I turned around to fully face him. The words trickled in like rain through a cracked ceiling. Slowly but surely. If only I could wrap my head around them. “Huh?”
He took my arm and pulled it. I let him, too stunned to think of something coherent to say. Our faces were inches from each other, but far enough that I could see his expression. Tortured, almost like me.

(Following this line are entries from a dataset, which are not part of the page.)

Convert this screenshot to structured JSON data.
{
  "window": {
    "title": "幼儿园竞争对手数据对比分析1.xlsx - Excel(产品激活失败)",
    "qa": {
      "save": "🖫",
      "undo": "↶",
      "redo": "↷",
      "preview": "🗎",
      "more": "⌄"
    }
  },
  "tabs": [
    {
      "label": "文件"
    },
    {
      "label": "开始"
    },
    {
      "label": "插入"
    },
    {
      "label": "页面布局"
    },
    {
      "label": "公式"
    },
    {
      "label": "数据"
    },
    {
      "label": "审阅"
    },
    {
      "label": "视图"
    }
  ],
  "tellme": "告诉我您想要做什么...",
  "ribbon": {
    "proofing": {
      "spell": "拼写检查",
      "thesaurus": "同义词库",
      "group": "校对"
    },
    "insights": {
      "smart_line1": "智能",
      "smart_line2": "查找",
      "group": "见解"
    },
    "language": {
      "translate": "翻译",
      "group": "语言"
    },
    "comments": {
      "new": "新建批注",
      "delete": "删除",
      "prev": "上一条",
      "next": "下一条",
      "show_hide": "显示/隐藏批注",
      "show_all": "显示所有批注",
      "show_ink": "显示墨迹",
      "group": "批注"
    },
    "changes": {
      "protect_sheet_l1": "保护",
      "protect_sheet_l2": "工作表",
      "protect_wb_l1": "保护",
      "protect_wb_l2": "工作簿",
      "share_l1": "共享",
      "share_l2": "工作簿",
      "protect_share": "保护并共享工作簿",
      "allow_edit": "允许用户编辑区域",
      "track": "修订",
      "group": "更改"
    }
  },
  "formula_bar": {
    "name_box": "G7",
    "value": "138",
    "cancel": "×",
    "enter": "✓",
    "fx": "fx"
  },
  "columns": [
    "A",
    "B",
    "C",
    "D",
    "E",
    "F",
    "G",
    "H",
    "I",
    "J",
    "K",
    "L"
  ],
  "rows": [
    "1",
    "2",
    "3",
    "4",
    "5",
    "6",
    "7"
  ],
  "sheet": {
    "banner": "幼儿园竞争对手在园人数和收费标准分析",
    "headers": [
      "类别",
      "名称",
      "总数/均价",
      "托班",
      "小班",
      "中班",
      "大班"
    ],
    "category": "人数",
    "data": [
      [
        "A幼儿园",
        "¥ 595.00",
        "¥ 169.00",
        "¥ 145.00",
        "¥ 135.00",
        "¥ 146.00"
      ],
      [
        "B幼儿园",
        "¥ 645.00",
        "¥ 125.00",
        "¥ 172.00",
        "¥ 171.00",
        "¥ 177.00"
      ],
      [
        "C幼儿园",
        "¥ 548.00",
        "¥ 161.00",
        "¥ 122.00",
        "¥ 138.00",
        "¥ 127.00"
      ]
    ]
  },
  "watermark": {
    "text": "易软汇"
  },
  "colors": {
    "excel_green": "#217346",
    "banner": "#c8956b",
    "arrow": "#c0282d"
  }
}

“I’m in love with you. Have been for the past—hmm, let’s see, I don’t know, twelve years? Everyone knows. It’s obvious and plain for everyone to see. I started playing the drums because of you, for fuck’s sake. You needed a drummer, couldn’t find one—no one wants to be the drummer, it’s a lonely, reclusive job—so I did it. I wanted to be close to you, and you wanted to start a band, so I learned to play an instrument. Then I became your instrument. Then I picked up your leftovers—Laura, your idiotic lady friend, Fallon, and everyone else around you—to have more pieces of you. More precious pieces of Alex-fucking-Winslow, the guy who, unfortunately, possessed it. The charisma, the talent, the presence, those eyes. Those damn eyes, Alex.” He let go of my arm and cupped his hands over his eyes, shaking his head in exasperation and pacing around the room.
I wanted to light a cigarette to do something with my mouth—I sure as hell felt too inadequate to speak—but was too shocked to move. Everyone knew? Was I even living in the same universe as my mates? They seemed to have been keeping a lot from me.